2. Die Vertreibung des Hans Wurst
Erschienen in: Eine Puppe packt aus – Dokumentarroman (07/2023)
Ich bin zwar äußerlich ein verwunschener Bär, aber innen drin, im tiefsten Herzen meines Handpuppendaseins, da bin ich Kasper, Scharlatan und Eulenspiegel. Viele Jahre, bevor der Puppenspieler mich in Besitz nimmt, stecke ich auf dem Hals dieser leeren Weinflasche.
Ich gehöre dem großen Bruder des Kleinen und wohne in dessen Zimmer. Die Flasche gibt mir Rückhalt und Sicherheit. In dieser Zeit fühle ich in mir eine unendliche Leere. Ich bin sprachlos. Keiner spielt mit mir. Das stimmt nicht ganz, ein bis zweimal im Jahr kommt Jonas heimlich ins Zimmer geschlichen.
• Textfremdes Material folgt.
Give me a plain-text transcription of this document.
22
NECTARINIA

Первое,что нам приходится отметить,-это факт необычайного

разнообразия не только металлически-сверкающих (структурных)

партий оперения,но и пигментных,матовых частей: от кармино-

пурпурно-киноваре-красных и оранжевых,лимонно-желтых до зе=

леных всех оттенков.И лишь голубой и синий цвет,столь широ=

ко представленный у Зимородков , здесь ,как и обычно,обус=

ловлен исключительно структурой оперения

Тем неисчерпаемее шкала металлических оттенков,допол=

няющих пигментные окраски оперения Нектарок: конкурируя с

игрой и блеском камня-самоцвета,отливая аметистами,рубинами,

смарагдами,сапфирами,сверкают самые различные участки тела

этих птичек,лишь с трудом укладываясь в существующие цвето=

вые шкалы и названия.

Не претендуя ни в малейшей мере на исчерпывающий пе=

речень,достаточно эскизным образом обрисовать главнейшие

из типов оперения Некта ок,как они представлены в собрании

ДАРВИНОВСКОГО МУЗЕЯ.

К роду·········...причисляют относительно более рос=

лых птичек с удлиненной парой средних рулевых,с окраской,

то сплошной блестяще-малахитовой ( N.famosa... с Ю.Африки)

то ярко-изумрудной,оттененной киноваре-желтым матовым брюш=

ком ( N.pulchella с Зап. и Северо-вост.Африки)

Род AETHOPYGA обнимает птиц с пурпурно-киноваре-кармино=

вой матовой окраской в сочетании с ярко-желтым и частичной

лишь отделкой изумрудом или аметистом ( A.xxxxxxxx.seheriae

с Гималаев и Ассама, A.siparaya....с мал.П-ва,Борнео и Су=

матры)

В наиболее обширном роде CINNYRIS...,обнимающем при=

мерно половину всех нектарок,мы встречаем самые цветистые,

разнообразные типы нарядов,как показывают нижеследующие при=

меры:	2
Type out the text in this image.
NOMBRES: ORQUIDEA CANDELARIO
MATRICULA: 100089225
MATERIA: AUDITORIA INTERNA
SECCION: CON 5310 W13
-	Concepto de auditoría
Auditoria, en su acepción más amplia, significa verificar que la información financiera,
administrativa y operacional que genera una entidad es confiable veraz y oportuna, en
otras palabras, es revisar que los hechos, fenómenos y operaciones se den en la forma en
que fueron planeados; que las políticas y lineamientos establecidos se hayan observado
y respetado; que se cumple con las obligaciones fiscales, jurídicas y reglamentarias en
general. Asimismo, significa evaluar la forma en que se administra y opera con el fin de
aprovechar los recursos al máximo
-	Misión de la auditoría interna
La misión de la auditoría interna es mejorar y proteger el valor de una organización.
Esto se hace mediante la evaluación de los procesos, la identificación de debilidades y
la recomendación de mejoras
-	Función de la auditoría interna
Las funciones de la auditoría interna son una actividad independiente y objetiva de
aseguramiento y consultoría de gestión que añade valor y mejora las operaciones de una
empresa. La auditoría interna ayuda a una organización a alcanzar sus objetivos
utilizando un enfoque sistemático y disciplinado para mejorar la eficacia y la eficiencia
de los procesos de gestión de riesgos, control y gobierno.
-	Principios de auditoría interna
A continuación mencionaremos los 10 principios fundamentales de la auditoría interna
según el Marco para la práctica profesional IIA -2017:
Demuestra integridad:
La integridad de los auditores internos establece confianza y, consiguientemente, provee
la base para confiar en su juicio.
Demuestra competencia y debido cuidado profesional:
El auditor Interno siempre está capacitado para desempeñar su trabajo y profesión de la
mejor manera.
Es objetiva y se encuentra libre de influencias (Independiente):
Natürlich nur, wenn Manuel außer Haus ist. Er schaut mir tief in die Augen und versucht erfolglos, mich mit seinen kleinen Patschehändchen zu streicheln. Einmal wird er übermütig, nimmt sich einen Hocker und reißt mich von meinem Sockel. Er kriecht mit der Rechten in meinen Körper, doch sein Zeigefinger ist viel zu mickrig.
Mein Kopf knickt zur Seite, der Zwerg kann mir noch kein Rückgrat geben. Ich genieße es trotzdem, frage mich allerdings immer öfter, ob Merlins Prophezeiung vielleicht doch nur eine Finte ist, ein übler Schabernack des weisen Mannes oder eine erneute Prüfung des Schicksals.
Seit über zweihundertfünfzig Jahren bin ich verflucht, verflucht von dieser verdammten Neuberin, verflucht mit...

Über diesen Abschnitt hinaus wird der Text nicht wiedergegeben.